Mon patron, mon ami

Dans une école primaire, en mars 2003
Photo: Jacques Nadeau Le Devoir Dans une école primaire, en mars 2003

Vous avez le plus beau poste au Canada, Madame. » Ces mots sont ceux d’une fonctionnaire fédérale du ministère des Affaires étrangères avec qui je devais négocier certains éléments d’une mission économique en Europe de Bernard Landry. Devant mon air médusé, elle ajouta « parce que vous travaillez pour une cause ».

Cette cause, l’indépendance du Québec, monsieur Landry l’a portée partout, en tout temps, avec toute la rigueur, la méthode et la minutie que sa foi inébranlable dans la capacité du peuple québécois de détenir tous les leviers d’un État souverain commandait. C’était un grand pédagogue, il avait développé un argumentaire sans faille qu’il avait décidé de présenter au plus grand nombre de personnes possibles.

Au Forum économique mondial de Davos, pendant sept années consécutives, recevant dans un petit salon pendant une semaine des dirigeants de pays et d’entreprises pour discuter de l’économie mondiale et de la place du Québec comme terre d’accueil privilégiée des investissements étrangers. Au sortir de ces rencontres, tous ses interlocuteurs sans exception étaient sous le charme, ébahis, impressionnés par l’homme et par la profondeur de ses connaissances.

Photo: Jacques Nadeau Le Devoir Lors de son discours de défaite prononcé au Capitole de Québec, aux côtés de son épouse, en 2003

Bernard Landry tenait à être présent à toutes les annonces, grandes et petites, de création d’emplois dans toutes les villes et les villages du Québec. C’était pour, disait-il, envoyer le message clair de l’engagement du gouvernement au plus haut niveau, mais surtout, surtout, pour donner espoir aux travailleuses et aux travailleurs et aux entrepreneurs. Car il faut se souvenir qu’à la fin des années 1990, la situation de l’emploi était fort difficile et celle des finances publiques, guère meilleure.
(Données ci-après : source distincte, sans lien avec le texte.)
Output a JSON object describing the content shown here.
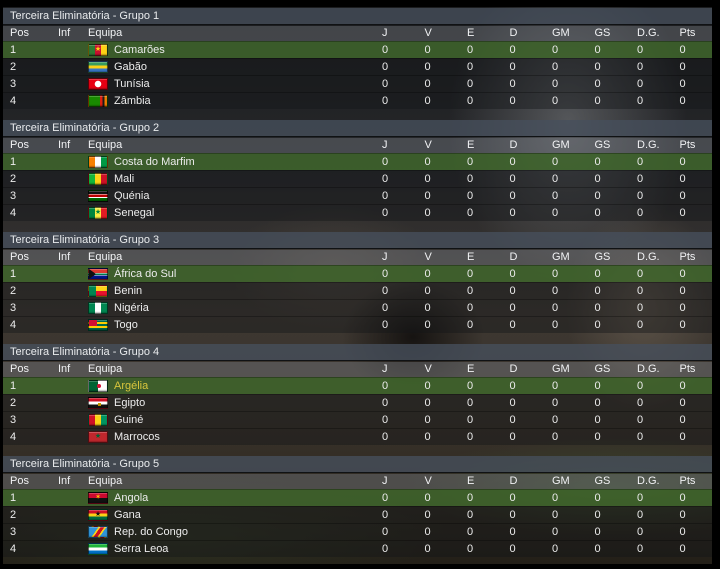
{
  "columns": {
    "pos": "Pos",
    "inf": "Inf",
    "equipa": "Equipa",
    "stats": [
      "J",
      "V",
      "E",
      "D",
      "GM",
      "GS",
      "D.G.",
      "Pts"
    ]
  },
  "groups": [
    {
      "title": "Terceira Eliminatória - Grupo 1",
      "rows": [
        {
          "pos": "1",
          "team": "Camarões",
          "flag": "camaroes",
          "highlighted": true,
          "user_team": false,
          "stats": [
            "0",
            "0",
            "0",
            "0",
            "0",
            "0",
            "0",
            "0"
          ]
        },
        {
          "pos": "2",
          "team": "Gabão",
          "flag": "gabao",
          "highlighted": false,
          "user_team": false,
          "stats": [
            "0",
            "0",
            "0",
            "0",
            "0",
            "0",
            "0",
            "0"
          ]
        },
        {
          "pos": "3",
          "team": "Tunísia",
          "flag": "tunisia",
          "highlighted": false,
          "user_team": false,
          "stats": [
            "0",
            "0",
            "0",
            "0",
            "0",
            "0",
            "0",
            "0"
          ]
        },
        {
          "pos": "4",
          "team": "Zâmbia",
          "flag": "zambia",
          "highlighted": false,
          "user_team": false,
          "stats": [
            "0",
            "0",
            "0",
            "0",
            "0",
            "0",
            "0",
            "0"
          ]
        }
      ]
    },
    {
      "title": "Terceira Eliminatória - Grupo 2",
      "rows": [
        {
          "pos": "1",
          "team": "Costa do Marfim",
          "flag": "costa-do-marfim",
          "highlighted": true,
          "user_team": false,
          "stats": [
            "0",
            "0",
            "0",
            "0",
            "0",
            "0",
            "0",
            "0"
          ]
        },
        {
          "pos": "2",
          "team": "Mali",
          "flag": "mali",
          "highlighted": false,
          "user_team": false,
          "stats": [
            "0",
            "0",
            "0",
            "0",
            "0",
            "0",
            "0",
            "0"
          ]
        },
        {
          "pos": "3",
          "team": "Quénia",
          "flag": "quenia",
          "highlighted": false,
          "user_team": false,
          "stats": [
            "0",
            "0",
            "0",
            "0",
            "0",
            "0",
            "0",
            "0"
          ]
        },
        {
          "pos": "4",
          "team": "Senegal",
          "flag": "senegal",
          "highlighted": false,
          "user_team": false,
          "stats": [
            "0",
            "0",
            "0",
            "0",
            "0",
            "0",
            "0",
            "0"
          ]
        }
      ]
    },
    {
      "title": "Terceira Eliminatória - Grupo 3",
      "rows": [
        {
          "pos": "1",
          "team": "África do Sul",
          "flag": "africa-do-sul",
          "highlighted": true,
          "user_team": false,
          "stats": [
            "0",
            "0",
            "0",
            "0",
            "0",
            "0",
            "0",
            "0"
          ]
        },
        {
          "pos": "2",
          "team": "Benin",
          "flag": "benin",
          "highlighted": false,
          "user_team": false,
          "stats": [
            "0",
            "0",
            "0",
            "0",
            "0",
            "0",
            "0",
            "0"
          ]
        },
        {
          "pos": "3",
          "team": "Nigéria",
          "flag": "nigeria",
          "highlighted": false,
          "user_team": false,
          "stats": [
            "0",
            "0",
            "0",
            "0",
            "0",
            "0",
            "0",
            "0"
          ]
        },
        {
          "pos": "4",
          "team": "Togo",
          "flag": "togo",
          "highlighted": false,
          "user_team": false,
          "stats": [
            "0",
            "0",
            "0",
            "0",
            "0",
            "0",
            "0",
            "0"
          ]
        }
      ]
    },
    {
      "title": "Terceira Eliminatória - Grupo 4",
      "rows": [
        {
          "pos": "1",
          "team": "Argélia",
          "flag": "argelia",
          "highlighted": true,
          "user_team": true,
          "stats": [
            "0",
            "0",
            "0",
            "0",
            "0",
            "0",
            "0",
            "0"
          ]
        },
        {
          "pos": "2",
          "team": "Egipto",
          "flag": "egipto",
          "highlighted": false,
          "user_team": false,
          "stats": [
            "0",
            "0",
            "0",
            "0",
            "0",
            "0",
            "0",
            "0"
          ]
        },
        {
          "pos": "3",
          "team": "Guiné",
          "flag": "guine",
          "highlighted": false,
          "user_team": false,
          "stats": [
            "0",
            "0",
            "0",
            "0",
            "0",
            "0",
            "0",
            "0"
          ]
        },
        {
          "pos": "4",
          "team": "Marrocos",
          "flag": "marrocos",
          "highlighted": false,
          "user_team": false,
          "stats": [
            "0",
            "0",
            "0",
            "0",
            "0",
            "0",
            "0",
            "0"
          ]
        }
      ]
    },
    {
      "title": "Terceira Eliminatória - Grupo 5",
      "rows": [
        {
          "pos": "1",
          "team": "Angola",
          "flag": "angola",
          "highlighted": true,
          "user_team": false,
          "stats": [
            "0",
            "0",
            "0",
            "0",
            "0",
            "0",
            "0",
            "0"
          ]
        },
        {
          "pos": "2",
          "team": "Gana",
          "flag": "gana",
          "highlighted": false,
          "user_team": false,
          "stats": [
            "0",
            "0",
            "0",
            "0",
            "0",
            "0",
            "0",
            "0"
          ]
        },
        {
          "pos": "3",
          "team": "Rep. do Congo",
          "flag": "rep-do-congo",
          "highlighted": false,
          "user_team": false,
          "stats": [
            "0",
            "0",
            "0",
            "0",
            "0",
            "0",
            "0",
            "0"
          ]
        },
        {
          "pos": "4",
          "team": "Serra Leoa",
          "flag": "serra-leoa",
          "highlighted": false,
          "user_team": false,
          "stats": [
            "0",
            "0",
            "0",
            "0",
            "0",
            "0",
            "0",
            "0"
          ]
        }
      ]
    }
  ],
  "colors": {
    "highlight_row": "rgba(64,102,44,0.85)",
    "user_team_text": "#d8c53c",
    "title_bar": "rgba(70,80,92,0.78)",
    "header_row": "rgba(128,133,141,0.38)"
  }
}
Quand je disais à ce patron, parfois impétueux, surtout face à la bêtise, qu’il était bien patient, il me répondait invariablement que c’était son devoir. Et le devoir pour Bernard Landry, c’était sacré.

Il possédait aussi l’art de séduire par ses discours. À Santiago du Chili, devant les membres de la Chambre de commerce Canada-Chili qui réunissait plus de 300 personnes, il exhiba son discours papier et dit en espagnol : « Ceci doit être un magnifique discours écrit par un brillant fonctionnaire, mais je ne m’en servirai pas, je vais vous parler avec mon coeur, con mi corazon, nosotros somos los latinos del norte. » À la fin d’un discours de 45 minutes ad lib prononcé dans un excellent espagnol, les participants réunis dans la salle étaient émus aux larmes. Car quand Bernard Landry parlait avec son corazon, il savait toucher. Je suis certaine que ceux qui y étaient s’en souviennent encore !
 

Travailler avec Bernard Landry, c’est aussi avoir eu le privilège de côtoyer un homme de famille, le père de Pascale, Julie et Philippe, qui l’ont partagé avec le Québec tout entier. Mes pensées sont avec eux, leurs proches, et Chantal Renaud, devenue une amie.

Mon ami Bernard, tu continueras ta vie dans mes souvenirs et je continuerai de te parler tous les jours, j’en fais mon devoir.